La testa puzza dal pesce
È difficile credere quanto ha scritto Antonio Polito sul Corriere di ieri, e cioè che «la procura di Bari, se avesse agito a tempo debito, certamente avrebbe indotto il sindaco Emiliano a scansare i fratelli Degennaro». È difficile crederlo perché l’ex magistrato, senza i fratelli Degennaro, non sarebbe neanche ridiventato sindaco: senza i 7.200 voti della lista «Realtà barese», sponsorizzata dai costruttori ora arrestati, Michele Emiliano si sarebbe fermato a 90mila voti contro i 92mila dell’avversario, invece ne prese 98mila e vinse al ballottaggio. Accadeva il 22 giugno 2009 e alcuni dei reati contestati cominciarono a consumarsi quattro giorni dopo l’elezione: da qui le malizie. Altri reati di truffa – forse è più grave – in compenso si consumarono nel 2007, cioè prima, nel pieno della celebrata campagna per la «primavera pugliese». Ecco perché il problema è anzitutto stra-politico: altro che «qualche chilo di pesce e cozze pelose» come si è difeso il sindaco o ancora «una bottiglia di champagne e qualche cozza pelosa» come ha scritto Marco Travaglio, quello documentato. Che poi erano champagne, otto astici, due chili di allievi, cinquanta noci bianche, quattro spigoloni, formaggi e ostriche imperiali.

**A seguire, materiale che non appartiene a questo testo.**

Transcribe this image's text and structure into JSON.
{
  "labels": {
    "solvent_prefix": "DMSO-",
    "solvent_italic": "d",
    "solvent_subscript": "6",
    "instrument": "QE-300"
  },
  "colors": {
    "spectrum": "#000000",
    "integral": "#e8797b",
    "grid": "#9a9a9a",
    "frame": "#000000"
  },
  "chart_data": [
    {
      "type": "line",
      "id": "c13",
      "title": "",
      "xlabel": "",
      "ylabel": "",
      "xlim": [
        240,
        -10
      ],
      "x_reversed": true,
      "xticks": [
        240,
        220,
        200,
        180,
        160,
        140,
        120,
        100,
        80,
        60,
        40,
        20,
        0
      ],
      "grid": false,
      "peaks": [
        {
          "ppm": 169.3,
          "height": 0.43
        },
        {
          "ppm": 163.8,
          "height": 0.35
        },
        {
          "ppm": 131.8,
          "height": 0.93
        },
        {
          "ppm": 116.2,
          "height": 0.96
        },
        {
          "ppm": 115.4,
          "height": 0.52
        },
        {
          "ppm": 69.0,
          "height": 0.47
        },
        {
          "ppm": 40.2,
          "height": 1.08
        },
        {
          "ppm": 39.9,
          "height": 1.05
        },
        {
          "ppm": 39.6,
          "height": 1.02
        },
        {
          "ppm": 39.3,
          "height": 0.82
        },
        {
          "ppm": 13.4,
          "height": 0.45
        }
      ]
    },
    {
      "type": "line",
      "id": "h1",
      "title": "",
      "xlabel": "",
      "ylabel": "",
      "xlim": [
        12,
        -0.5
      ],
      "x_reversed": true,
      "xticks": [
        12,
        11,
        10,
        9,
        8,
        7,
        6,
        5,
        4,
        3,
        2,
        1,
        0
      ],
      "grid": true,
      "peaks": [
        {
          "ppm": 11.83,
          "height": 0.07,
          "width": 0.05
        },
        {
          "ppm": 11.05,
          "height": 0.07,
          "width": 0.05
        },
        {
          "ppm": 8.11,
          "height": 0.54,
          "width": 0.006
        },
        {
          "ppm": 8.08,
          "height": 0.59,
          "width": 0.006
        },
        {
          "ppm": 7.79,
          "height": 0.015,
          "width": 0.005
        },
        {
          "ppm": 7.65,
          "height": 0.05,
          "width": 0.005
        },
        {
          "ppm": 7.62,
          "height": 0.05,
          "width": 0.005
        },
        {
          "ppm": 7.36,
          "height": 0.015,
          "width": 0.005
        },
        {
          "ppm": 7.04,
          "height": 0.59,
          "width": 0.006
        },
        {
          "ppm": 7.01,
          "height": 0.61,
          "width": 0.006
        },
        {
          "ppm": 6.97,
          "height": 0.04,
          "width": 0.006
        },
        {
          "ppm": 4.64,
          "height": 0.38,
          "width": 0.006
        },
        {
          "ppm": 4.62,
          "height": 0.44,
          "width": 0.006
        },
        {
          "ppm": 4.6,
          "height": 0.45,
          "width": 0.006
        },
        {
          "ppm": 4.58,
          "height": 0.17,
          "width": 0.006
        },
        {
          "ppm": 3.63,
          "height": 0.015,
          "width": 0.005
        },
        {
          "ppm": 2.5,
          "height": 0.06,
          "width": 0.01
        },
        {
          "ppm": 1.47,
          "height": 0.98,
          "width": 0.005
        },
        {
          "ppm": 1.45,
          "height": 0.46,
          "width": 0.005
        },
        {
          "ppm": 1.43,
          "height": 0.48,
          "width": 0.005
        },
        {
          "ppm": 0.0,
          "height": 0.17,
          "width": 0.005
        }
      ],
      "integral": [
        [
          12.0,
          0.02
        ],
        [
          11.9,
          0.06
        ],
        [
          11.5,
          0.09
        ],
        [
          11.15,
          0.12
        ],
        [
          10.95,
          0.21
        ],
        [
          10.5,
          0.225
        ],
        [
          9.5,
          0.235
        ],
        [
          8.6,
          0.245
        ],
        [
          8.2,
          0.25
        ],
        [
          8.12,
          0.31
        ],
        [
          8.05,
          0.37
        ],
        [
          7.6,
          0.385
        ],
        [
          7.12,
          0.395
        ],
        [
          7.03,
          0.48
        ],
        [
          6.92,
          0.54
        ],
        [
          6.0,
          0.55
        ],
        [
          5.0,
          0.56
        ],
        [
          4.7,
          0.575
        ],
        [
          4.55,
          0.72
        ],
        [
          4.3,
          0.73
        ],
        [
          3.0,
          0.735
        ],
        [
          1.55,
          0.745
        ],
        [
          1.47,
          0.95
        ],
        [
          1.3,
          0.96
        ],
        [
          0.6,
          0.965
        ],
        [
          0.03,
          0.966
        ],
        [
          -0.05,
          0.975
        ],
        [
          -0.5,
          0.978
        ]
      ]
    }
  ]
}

La testa puzza dal pesce: accade in una città che ha portato al parossismo il protagonismo dei magistrati. Uno appunto è Emiliano, che non si è mai dimesso dalla magistratura e se n’è fregato della sentenza n. 224 della Corte Costituzionale che nel 2009 imponeva ai neopolitici di togliere la toga. Il sindaco ha partecipato lo stesso alle primarie del Pd e ne è stato anche segretario regionale. A fregarsene della sentenza però è anche il suo avversario interno al Pd, l’altro magistrato barese Gianrico Carofiglio: la cui peculiarità interessante, però, è un’altra. Carofiglio è indicato come possibile candidato governatore alle regionali (sponsorizzato da Bersani e Vendola, pare) ma è anche marito di Francesca Pirrelli, magistrato che conduce proprio l’inchiesta sui Degennaro che ha inguaiato Emiliano. Il Pd vuole scaricare un ex pm, in sintesi, per candidare un altro ex pm che è marito di una pm che sta indagando sul primo ex pm. La pm Francesca Pirrelli, oltretutto, è amica di Vendola: così come Carofiglio in teoria sarebbe amico di Emiliano.
Questo mentre la cucciolata di magistrati prestati alla politica (dovrebbero essere cinque) registra una nuova indagine ai danni del senatore del Pd Alberto Tedesco, presidente della commissione sanità nella giunta Vendola: l’inchiesta, due anni fa, era stata aperta dal pm Lorenzo Nicastro, che però frattanto si è candidato con l’Italia dei valori ed è diventato assessore all’ambiente pure lui nella giunta Vendola, divenendo peraltro avversario politico di Raffaele Fitto (Pdl) dopo averlo rinviato a giudizio per un’altra indagine. Riprendete fiato. E tenete conto che il leitmotiv, a margine di ogni scandalo pugliese degli ultimi anni, è sempre stato che la città «sapeva». Che cosa?
Tutto: di Patrizia D’Addario e delle donnine che Giampi Tarantini procurava all’ex premier e (anche) a qualche amico del Pd, degli appalti e intrecci sanitari, del calcioscommesse, delle vasche da bagno riempite di pesce: solo Michele Emiliano, cioè la testa, non sapeva praticamente nulla degli affari dei Degennaro, salvo mettersi in giunta la figlia 26enne del capofamiglia. Anzi no, a non sapere nulla c’erano anche i promotori della mirabolante «Lista civica nazionale» vagheggiata da Di Pietro e De Magistris (altri due ex magistrati: mancavano) e poi da Vendola oltreché dai soliti «movimenti», insomma da quanti immaginavano un Michele Emiliano addirittura alla presidenza del Consiglio, chissà mai. A Palazzo Chigi doveva quindi sedere «un fesso» (sua definizione) come se l’idea di eleggere un fesso fosse tranquillizzante. Un fesso: piacerebbe cogliere l’occasione per dargli clamorosamente ragione, purtroppo non è così.